Le groupe assure produire 90% de ses médicaments en Europe et une bonne moitié d'entre eux en France, des chiffres qui ne prennent pas seulement en compte l'activité directement contrôlée par le groupe mais aussi celle de ses sous-traitants.

Un acquéreur étranger délocaliserait-il en masse cette activité, au risque d'aggraver les pénuries ? Impossible d'aller actuellement au-delà de pures spéculations, mais la situation est potentiellement embarrassante pour le gouvernement.

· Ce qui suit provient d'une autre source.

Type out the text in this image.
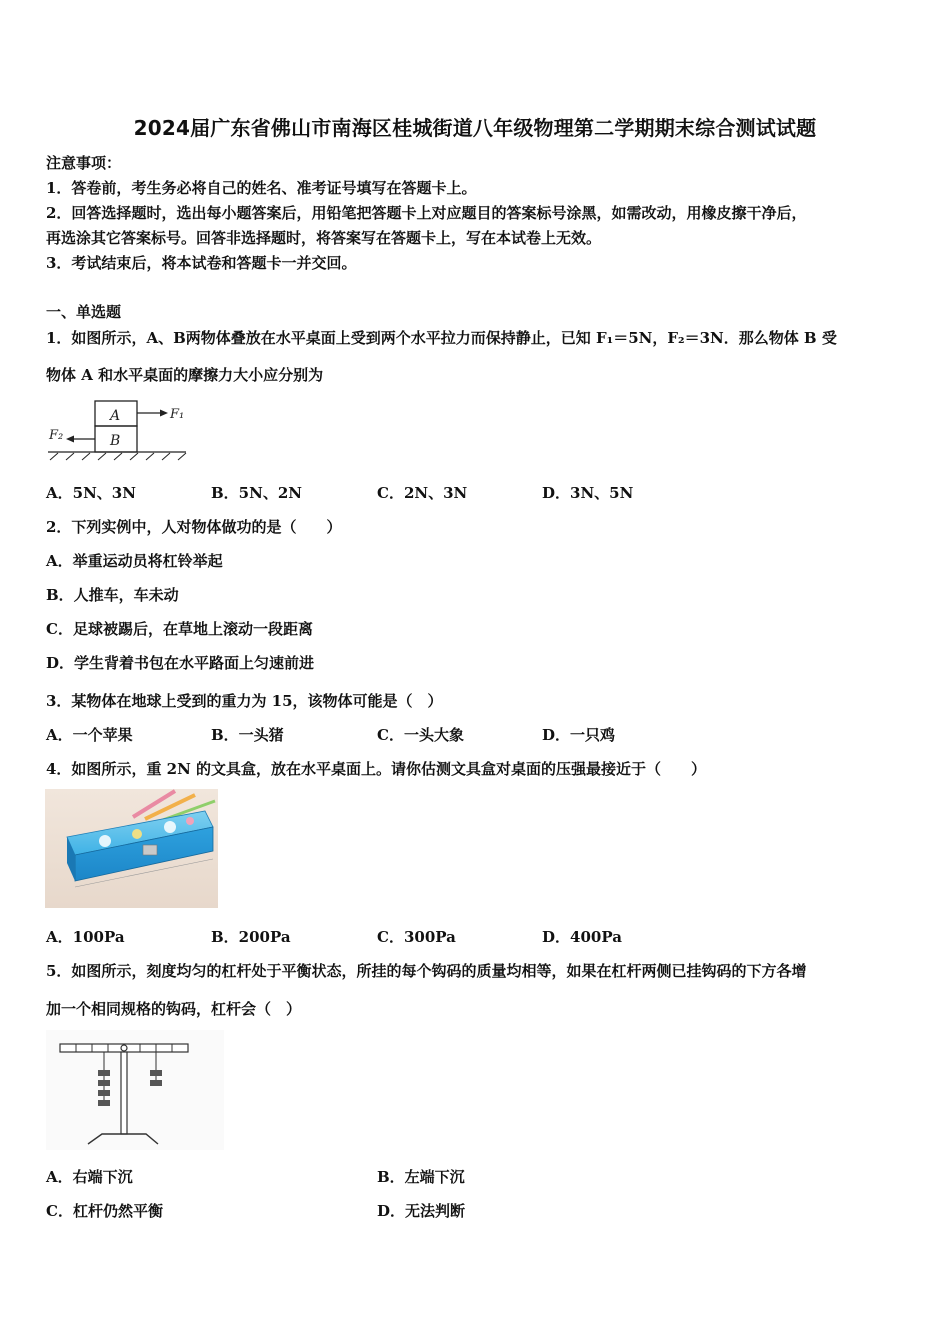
2024届广东省佛山市南海区桂城街道八年级物理第二学期期末综合测试试题
注意事项：
1．答卷前，考生务必将自己的姓名、准考证号填写在答题卡上。
2．回答选择题时，选出每小题答案后，用铅笔把答题卡上对应题目的答案标号涂黑，如需改动，用橡皮擦干净后，
再选涂其它答案标号。回答非选择题时，将答案写在答题卡上，写在本试卷上无效。
3．考试结束后，将本试卷和答题卡一并交回。
一、单选题
1．如图所示，A、B两物体叠放在水平桌面上受到两个水平拉力而保持静止，已知 F₁＝5N，F₂＝3N．那么物体 B 受
物体 A 和水平桌面的摩擦力大小应分别为
A
B
F₁
F₂
A．5N、3N	B．5N、2N	C．2N、3N	D．3N、5N
2．下列实例中，人对物体做功的是（　　）
A．举重运动员将杠铃举起
B．人推车，车未动
C．足球被踢后，在草地上滚动一段距离
D．学生背着书包在水平路面上匀速前进
3．某物体在地球上受到的重力为 15，该物体可能是（　）
A．一个苹果	B．一头猪	C．一头大象	D．一只鸡
4．如图所示，重 2N 的文具盒，放在水平桌面上。请你估测文具盒对桌面的压强最接近于（　　）
A．100Pa	B．200Pa	C．300Pa	D．400Pa
5．如图所示，刻度均匀的杠杆处于平衡状态，所挂的每个钩码的质量均相等，如果在杠杆两侧已挂钩码的下方各增
加一个相同规格的钩码，杠杆会（　）
A．右端下沉	B．左端下沉
C．杠杆仍然平衡	D．无法判断
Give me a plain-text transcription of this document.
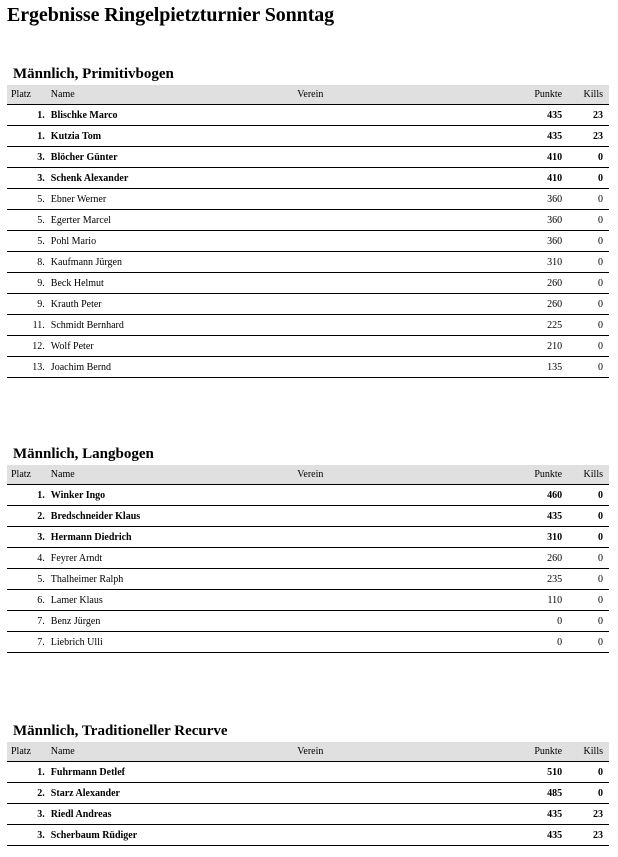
Ergebnisse Ringelpietzturnier Sonntag
Männlich, Primitivbogen
Platz	Name	Verein	Punkte	Kills
1.	Blischke Marco		435	23
1.	Kutzia Tom		435	23
3.	Blöcher Günter		410	0
3.	Schenk Alexander		410	0
5.	Ebner Werner		360	0
5.	Egerter Marcel		360	0
5.	Pohl Mario		360	0
8.	Kaufmann Jürgen		310	0
9.	Beck Helmut		260	0
9.	Krauth Peter		260	0
11.	Schmidt Bernhard		225	0
12.	Wolf Peter		210	0
13.	Joachim Bernd		135	0
Männlich, Langbogen
Platz	Name	Verein	Punkte	Kills
1.	Winker Ingo		460	0
2.	Bredschneider Klaus		435	0
3.	Hermann Diedrich		310	0
4.	Feyrer Arndt		260	0
5.	Thalheimer Ralph		235	0
6.	Lamer Klaus		110	0
7.	Benz Jürgen		0	0
7.	Liebrich Ulli		0	0
Männlich, Traditioneller Recurve
Platz	Name	Verein	Punkte	Kills
1.	Fuhrmann Detlef		510	0
2.	Starz Alexander		485	0
3.	Riedl Andreas		435	23
3.	Scherbaum Rüdiger		435	23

Celui-ci a, en effet, fait de la "reconquête sanitaire" un objectif affiché, dans la foulée de difficultés observées lors de la crise du Covid des années 2020-2021, en particulier des pénuries de masques.

Il a promis de relocaliser en France tout ou partie de la production d'une cinquantaine de médicaments jugés essentiels.

Dans ce contexte, l'exécutif a donc assuré jeudi, par la voix de M. Lescure, qu'il était prêt à agir en cas de vente de Biogaran à un investisseur étranger.

"Nous nous laissons la possibilité d'activer la procédure dite IEF (investissement étranger en France, NDLR)", a précisé le ministre, rappelant que cet outil permet de "contrôler les investissements réalisés par des entreprises étrangères en France dans des secteurs stratégiques".